Esperamos a que se haga de noche. Se trata de caminar a oscuras y tratar de sorprender a los carnívoros, que empiezan a activarse a estas horas. Bajamos del roquedo. Llenamos agua en una corriente de agua bastante propicia. Volvemos a las turberas esponjosas. Ahora sería grave volverse a mojar. Así que ilumino con el frontal el terreno por donde piso. Gerardo a lo suyo. Buscando con sus linternas ojillos en la oscuridad. Los primeros que refulgen son los de las vacas. Luego los de los mastines. Que ya ladran. Cada vez más cerca. Viene uno bastante animado pero en cuanto recibe un focazo del superlinternón de Gerardo sale despavorido. Menos mal.

Pasamos la noche dando bandazos. De una pista a otra. Otra vez las condiciones son idóneas para encontrarse con un ‘pack of wolves’, una manada de lobos. Que apareciese entre la niebla, tratando de acorralar a un ternero. A falta de realidad buena es la imaginación. Pero no aparece. Casi que me alegro. No sé yo si serían tan precavidos como los mastines. Aunque la verdad, ir dos da bastante seguridad.

Gerardo si anda por estos sitios solo. Está hecho a ello. A mí, francamente, me impone. En otras palabras: me acojona.

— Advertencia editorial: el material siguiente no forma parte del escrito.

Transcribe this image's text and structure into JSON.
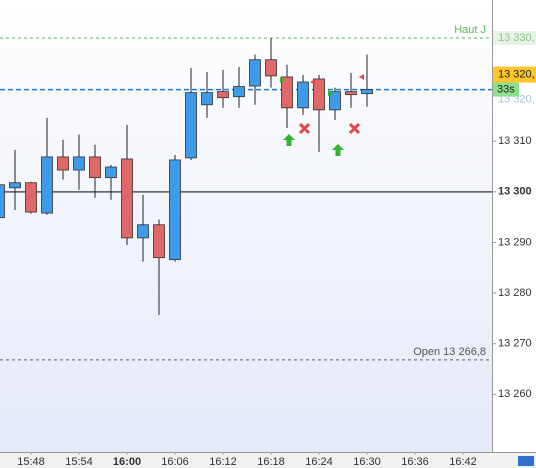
{
  "chart_data": {
    "type": "candlestick",
    "categories": [
      null,
      null,
      "15:48",
      null,
      null,
      "15:54",
      null,
      null,
      "16:00",
      null,
      null,
      "16:06",
      null,
      null,
      "16:12",
      null,
      null,
      "16:18",
      null,
      null,
      "16:24",
      null,
      null,
      "16:30",
      null,
      null,
      "16:36",
      null,
      null,
      "16:42",
      null
    ],
    "x_bold_index": 8,
    "open": [
      13294.9,
      13300.8,
      13301.8,
      13295.8,
      13306.9,
      13304.3,
      13306.9,
      13302.8,
      13306.5,
      13290.9,
      13293.5,
      13286.6,
      13306.7,
      13317.2,
      13319.8,
      13318.8,
      13320.9,
      13326.1,
      13322.7,
      13316.6,
      13322.3,
      13316.2,
      13319.8,
      13319.4,
      null,
      null,
      null,
      null,
      null,
      null,
      null
    ],
    "high": [
      13301.4,
      13308.3,
      13302.0,
      13314.6,
      13310.3,
      13311.3,
      13309.3,
      13305.3,
      13313.2,
      13299.4,
      13294.5,
      13307.3,
      13324.5,
      13323.7,
      13324.1,
      13324.7,
      13327.1,
      13330.4,
      13325.1,
      13323.1,
      13323.1,
      13320.6,
      13323.5,
      13327.1,
      null,
      null,
      null,
      null,
      null,
      null,
      null
    ],
    "low": [
      13294.9,
      13296.4,
      13295.7,
      13295.5,
      13302.4,
      13300.4,
      13298.8,
      13298.4,
      13289.5,
      13286.2,
      13275.7,
      13286.2,
      13306.3,
      13314.6,
      13316.6,
      13316.6,
      13317.2,
      13320.6,
      13312.6,
      13315.2,
      13307.9,
      13314.2,
      13316.6,
      13316.8,
      null,
      null,
      null,
      null,
      null,
      null,
      null
    ],
    "close": [
      13301.4,
      13301.8,
      13296.0,
      13306.9,
      13304.3,
      13306.9,
      13302.8,
      13304.9,
      13290.9,
      13293.5,
      13287.0,
      13306.3,
      13319.6,
      13319.6,
      13318.6,
      13320.8,
      13326.1,
      13322.9,
      13316.6,
      13321.7,
      13316.2,
      13319.8,
      13319.2,
      13320.2,
      null,
      null,
      null,
      null,
      null,
      null,
      null
    ],
    "up_color": "#3d9be9",
    "down_color": "#e06868",
    "ylim": [
      13248.6,
      13337.9
    ],
    "yticks": [
      {
        "value": 13260,
        "label": "13 260"
      },
      {
        "value": 13270,
        "label": "13 270"
      },
      {
        "value": 13280,
        "label": "13 280"
      },
      {
        "value": 13290,
        "label": "13 290"
      },
      {
        "value": 13300,
        "label": "13 300"
      },
      {
        "value": 13310,
        "label": "13 310"
      }
    ],
    "y_bold_index": 4,
    "levels": [
      {
        "name": "Haut J",
        "value": 13330.4,
        "label": "13 330,",
        "color": "#5cb85c",
        "style": "dashed"
      },
      {
        "value": 13320.2,
        "label": "13 320,",
        "timer": "33s",
        "color": "#1a7bd0",
        "style": "dashed"
      },
      {
        "value": 13300,
        "color": "#555555",
        "style": "solid"
      },
      {
        "name": "Open 13 266,8",
        "value": 13266.8,
        "color": "#666666",
        "style": "dashed"
      }
    ]
  }
}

En las casas cenamos de pie. Hablamos en susurros. No sea que se espanten los vivérridos. O los osos. No sea que algún cazador furtivo nos pegue un tiro. Llevamos viendo luces sospechosas en medio del bosque. Quien andará por ahí. Claro que los de las luces –al menos hay dos linternas- pensarán de nosotros: quién andará por ahí, lo mismo son furtivos. Saco un paquete de jamón, un currusco de pan y esa es la cena. Seguimos caminando otras tres horas. Pista va, pista viene. Una vaca se nos encara. A ver cómo la quitamos del camino. Por fin decide irse. A la vuelta la volvemos a topar. Y esta vez no se va. Pasamos a su lado. Nos mira con una cara poco afable. Al pasar a su lado tengo la misma sensación de vértigo, la misma descarga de adrenalina que cuando nos colamos en la pista hace dos noches. Son cosas que ayudan a espantar el sueño. Lo mantienen a uno vivo. No hay tiempo para fijarse en la vacuidad de los momentos.

A eso de las dos llegamos de nuevo a la casa. Hemos ido hasta el cementerio y comprobado que el coche sigue allí aparcado. Poca cosa hemos visto. Un par de corzos a última hora, además de los consabidos sapos con los que casi vamos tropezando.

Me duermo con la cara pegada al suelo. Me da todo lo mismo.